Description: RNs in this field provide care for patients in their own homes, such as those recovering from illness, an accident, or childbirth. This nurse visits a variety of acute and chronically ill patients who are "homebound" and in need of skilled nursing care under a treatment plan developed and signed by the patient's physician. The nurse may perform a wide range of tasks from collection of a laboratory specimen to changing a dressing to administration of chemotherapeutic agents. While the focus is typically on the patient, interaction with family members and community agencies often takes place. The average number of visits expected per eight-hour day is seven.

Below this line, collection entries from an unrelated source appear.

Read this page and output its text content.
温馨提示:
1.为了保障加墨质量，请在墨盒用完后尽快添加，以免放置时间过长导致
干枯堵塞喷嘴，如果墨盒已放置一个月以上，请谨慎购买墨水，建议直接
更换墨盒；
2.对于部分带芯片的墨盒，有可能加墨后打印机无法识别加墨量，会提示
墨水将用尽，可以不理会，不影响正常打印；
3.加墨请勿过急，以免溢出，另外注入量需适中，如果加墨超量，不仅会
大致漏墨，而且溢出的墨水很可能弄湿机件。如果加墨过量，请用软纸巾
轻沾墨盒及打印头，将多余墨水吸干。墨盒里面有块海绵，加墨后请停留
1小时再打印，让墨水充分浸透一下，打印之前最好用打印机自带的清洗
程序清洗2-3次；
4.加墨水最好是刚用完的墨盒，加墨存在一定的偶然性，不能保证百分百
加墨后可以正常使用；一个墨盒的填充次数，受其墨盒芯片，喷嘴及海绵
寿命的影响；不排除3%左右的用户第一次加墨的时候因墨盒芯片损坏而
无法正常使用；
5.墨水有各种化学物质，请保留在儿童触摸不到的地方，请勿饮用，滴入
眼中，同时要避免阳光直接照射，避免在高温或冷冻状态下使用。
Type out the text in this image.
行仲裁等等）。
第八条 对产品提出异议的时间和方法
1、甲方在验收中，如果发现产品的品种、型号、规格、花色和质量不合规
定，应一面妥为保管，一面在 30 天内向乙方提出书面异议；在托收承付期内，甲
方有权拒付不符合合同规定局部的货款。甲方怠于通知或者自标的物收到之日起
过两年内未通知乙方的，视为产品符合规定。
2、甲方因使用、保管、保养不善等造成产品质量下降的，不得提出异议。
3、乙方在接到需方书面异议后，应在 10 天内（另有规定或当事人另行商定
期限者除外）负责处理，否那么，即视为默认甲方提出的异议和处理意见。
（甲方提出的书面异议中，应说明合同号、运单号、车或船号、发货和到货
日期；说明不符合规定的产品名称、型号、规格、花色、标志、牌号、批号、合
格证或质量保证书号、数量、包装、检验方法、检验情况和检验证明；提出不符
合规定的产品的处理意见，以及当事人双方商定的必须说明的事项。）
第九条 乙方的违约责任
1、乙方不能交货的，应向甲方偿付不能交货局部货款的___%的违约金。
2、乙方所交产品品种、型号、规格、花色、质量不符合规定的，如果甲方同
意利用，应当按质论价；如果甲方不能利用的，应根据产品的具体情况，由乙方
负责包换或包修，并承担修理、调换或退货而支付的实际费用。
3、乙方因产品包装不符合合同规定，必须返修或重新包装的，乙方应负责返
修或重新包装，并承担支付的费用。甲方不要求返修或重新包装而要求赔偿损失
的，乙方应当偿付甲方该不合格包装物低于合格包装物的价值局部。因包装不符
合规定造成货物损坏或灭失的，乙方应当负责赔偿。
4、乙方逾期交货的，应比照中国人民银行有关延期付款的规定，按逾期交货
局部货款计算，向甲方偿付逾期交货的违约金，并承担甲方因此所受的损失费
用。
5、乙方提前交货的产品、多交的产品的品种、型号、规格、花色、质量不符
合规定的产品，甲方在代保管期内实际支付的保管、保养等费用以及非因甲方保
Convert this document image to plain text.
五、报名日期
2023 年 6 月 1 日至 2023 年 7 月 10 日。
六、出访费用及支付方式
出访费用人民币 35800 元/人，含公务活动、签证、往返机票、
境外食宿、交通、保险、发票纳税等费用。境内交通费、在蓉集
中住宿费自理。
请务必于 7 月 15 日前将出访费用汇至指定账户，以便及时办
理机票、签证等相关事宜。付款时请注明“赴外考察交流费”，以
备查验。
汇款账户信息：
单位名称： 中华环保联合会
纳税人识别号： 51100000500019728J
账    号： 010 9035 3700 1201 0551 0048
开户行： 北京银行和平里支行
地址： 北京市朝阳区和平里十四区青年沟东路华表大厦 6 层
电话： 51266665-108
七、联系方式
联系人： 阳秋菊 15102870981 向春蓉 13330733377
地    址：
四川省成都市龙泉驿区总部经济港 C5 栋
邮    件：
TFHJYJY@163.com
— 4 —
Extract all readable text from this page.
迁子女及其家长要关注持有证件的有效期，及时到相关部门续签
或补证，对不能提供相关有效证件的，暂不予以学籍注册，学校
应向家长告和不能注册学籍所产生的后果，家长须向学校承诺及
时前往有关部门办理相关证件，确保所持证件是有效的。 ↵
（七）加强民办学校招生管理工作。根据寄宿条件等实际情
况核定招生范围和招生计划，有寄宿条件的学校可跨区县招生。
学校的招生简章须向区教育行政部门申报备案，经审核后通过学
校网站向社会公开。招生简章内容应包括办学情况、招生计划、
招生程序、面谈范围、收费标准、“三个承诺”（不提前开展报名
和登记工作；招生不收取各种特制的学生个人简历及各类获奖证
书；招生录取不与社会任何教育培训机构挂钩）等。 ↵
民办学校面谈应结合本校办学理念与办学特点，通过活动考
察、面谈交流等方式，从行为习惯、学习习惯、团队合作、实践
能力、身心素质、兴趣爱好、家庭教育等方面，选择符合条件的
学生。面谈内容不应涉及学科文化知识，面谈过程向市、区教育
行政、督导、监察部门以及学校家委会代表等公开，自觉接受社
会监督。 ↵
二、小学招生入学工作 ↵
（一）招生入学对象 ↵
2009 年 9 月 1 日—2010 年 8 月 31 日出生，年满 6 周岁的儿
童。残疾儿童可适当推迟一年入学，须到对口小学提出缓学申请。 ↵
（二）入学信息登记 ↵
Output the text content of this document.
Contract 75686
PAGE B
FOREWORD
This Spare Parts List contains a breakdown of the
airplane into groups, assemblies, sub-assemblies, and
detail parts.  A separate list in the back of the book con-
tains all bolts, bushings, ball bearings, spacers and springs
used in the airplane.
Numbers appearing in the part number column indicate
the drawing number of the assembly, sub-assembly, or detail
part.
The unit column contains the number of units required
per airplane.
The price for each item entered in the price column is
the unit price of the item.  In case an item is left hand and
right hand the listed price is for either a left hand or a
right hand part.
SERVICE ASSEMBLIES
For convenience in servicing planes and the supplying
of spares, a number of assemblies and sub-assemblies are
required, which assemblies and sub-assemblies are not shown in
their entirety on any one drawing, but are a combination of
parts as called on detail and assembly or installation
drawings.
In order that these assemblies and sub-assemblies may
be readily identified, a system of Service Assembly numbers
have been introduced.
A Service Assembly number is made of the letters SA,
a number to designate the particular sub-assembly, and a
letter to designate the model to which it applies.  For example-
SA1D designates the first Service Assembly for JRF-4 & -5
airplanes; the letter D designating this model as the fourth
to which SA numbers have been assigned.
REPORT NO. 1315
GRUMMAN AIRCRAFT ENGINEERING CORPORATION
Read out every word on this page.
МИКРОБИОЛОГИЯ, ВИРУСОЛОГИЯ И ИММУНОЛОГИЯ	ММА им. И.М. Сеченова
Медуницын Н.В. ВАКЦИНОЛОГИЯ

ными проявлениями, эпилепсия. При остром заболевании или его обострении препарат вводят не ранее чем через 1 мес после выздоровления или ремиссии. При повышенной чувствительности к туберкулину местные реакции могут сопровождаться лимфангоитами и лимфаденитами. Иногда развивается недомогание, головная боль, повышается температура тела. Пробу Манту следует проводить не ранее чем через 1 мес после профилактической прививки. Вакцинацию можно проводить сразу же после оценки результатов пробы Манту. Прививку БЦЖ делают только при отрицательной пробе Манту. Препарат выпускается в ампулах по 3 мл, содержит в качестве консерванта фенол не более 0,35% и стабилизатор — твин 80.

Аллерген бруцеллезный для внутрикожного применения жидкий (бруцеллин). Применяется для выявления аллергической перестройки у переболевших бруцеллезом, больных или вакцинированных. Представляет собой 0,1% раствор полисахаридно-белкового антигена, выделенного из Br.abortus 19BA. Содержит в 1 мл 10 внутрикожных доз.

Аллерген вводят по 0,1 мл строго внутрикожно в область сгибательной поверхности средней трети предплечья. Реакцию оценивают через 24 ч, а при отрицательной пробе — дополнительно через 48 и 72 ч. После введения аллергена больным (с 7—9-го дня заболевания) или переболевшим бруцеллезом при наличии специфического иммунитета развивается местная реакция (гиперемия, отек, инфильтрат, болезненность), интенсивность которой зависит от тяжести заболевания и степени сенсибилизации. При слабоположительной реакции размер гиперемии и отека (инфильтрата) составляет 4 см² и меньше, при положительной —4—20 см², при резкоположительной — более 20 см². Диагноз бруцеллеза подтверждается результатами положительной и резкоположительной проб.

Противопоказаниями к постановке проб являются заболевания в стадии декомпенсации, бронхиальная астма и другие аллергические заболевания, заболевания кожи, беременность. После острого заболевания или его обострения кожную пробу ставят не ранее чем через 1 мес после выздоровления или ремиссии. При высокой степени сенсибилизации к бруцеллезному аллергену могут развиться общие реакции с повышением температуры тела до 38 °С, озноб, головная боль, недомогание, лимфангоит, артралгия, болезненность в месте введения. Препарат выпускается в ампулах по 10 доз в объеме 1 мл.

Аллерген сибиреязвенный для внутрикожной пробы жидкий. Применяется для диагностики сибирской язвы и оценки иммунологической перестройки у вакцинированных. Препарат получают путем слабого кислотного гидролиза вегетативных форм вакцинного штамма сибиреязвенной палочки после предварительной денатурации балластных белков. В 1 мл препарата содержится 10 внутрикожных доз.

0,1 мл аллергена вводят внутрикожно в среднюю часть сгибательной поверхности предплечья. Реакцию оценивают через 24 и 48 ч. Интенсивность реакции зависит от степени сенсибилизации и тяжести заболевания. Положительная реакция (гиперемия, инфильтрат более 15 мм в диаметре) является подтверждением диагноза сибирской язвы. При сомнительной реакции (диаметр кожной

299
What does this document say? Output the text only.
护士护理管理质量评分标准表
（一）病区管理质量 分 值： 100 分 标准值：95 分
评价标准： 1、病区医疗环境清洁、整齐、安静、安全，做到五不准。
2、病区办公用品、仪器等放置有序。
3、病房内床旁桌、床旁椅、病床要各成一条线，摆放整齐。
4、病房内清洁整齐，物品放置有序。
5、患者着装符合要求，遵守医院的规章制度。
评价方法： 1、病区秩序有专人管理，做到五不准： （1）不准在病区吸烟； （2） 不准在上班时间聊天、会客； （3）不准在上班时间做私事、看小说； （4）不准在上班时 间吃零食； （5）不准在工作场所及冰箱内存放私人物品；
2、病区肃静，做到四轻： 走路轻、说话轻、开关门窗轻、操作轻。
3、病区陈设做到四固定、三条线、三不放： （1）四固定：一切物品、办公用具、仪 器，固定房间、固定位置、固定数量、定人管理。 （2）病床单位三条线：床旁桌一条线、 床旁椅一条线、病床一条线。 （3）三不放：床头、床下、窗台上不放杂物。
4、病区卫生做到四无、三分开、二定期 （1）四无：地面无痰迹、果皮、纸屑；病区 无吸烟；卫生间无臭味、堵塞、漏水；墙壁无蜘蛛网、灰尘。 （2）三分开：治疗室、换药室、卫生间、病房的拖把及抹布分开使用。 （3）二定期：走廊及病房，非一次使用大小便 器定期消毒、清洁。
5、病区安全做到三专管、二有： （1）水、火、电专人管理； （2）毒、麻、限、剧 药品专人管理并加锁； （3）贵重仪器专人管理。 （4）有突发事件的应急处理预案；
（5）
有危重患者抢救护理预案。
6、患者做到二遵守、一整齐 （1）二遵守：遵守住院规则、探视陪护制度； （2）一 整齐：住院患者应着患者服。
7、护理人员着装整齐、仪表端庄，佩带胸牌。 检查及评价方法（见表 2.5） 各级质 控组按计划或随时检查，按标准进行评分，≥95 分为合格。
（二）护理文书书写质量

Job Outlook: Nursing as a whole will be one of the top 10 fastest growing professions in the U.S. in the next decade, according to the Bureau of Labor Statistics. Home health care nursing will continue to grow at a rapid rate as patients' preferences for remaining in their own homes continue to mesh with economic imperatives: home health care is usually less expensive than hospital care.

Opportunities: Home health care provides the RN to practice in a one on one relationship with their patients and to use all of their generalized nursing knowledge to care for the whole person. Positions are usually quite flexible so there are hours available for nurses who wish to work full-time, part-time, and/or "on call."

Challenges: The autonomy of home health care practice is unique in the nursing profession and may be overwhelming for a nurse who prefers to practice always in team environment.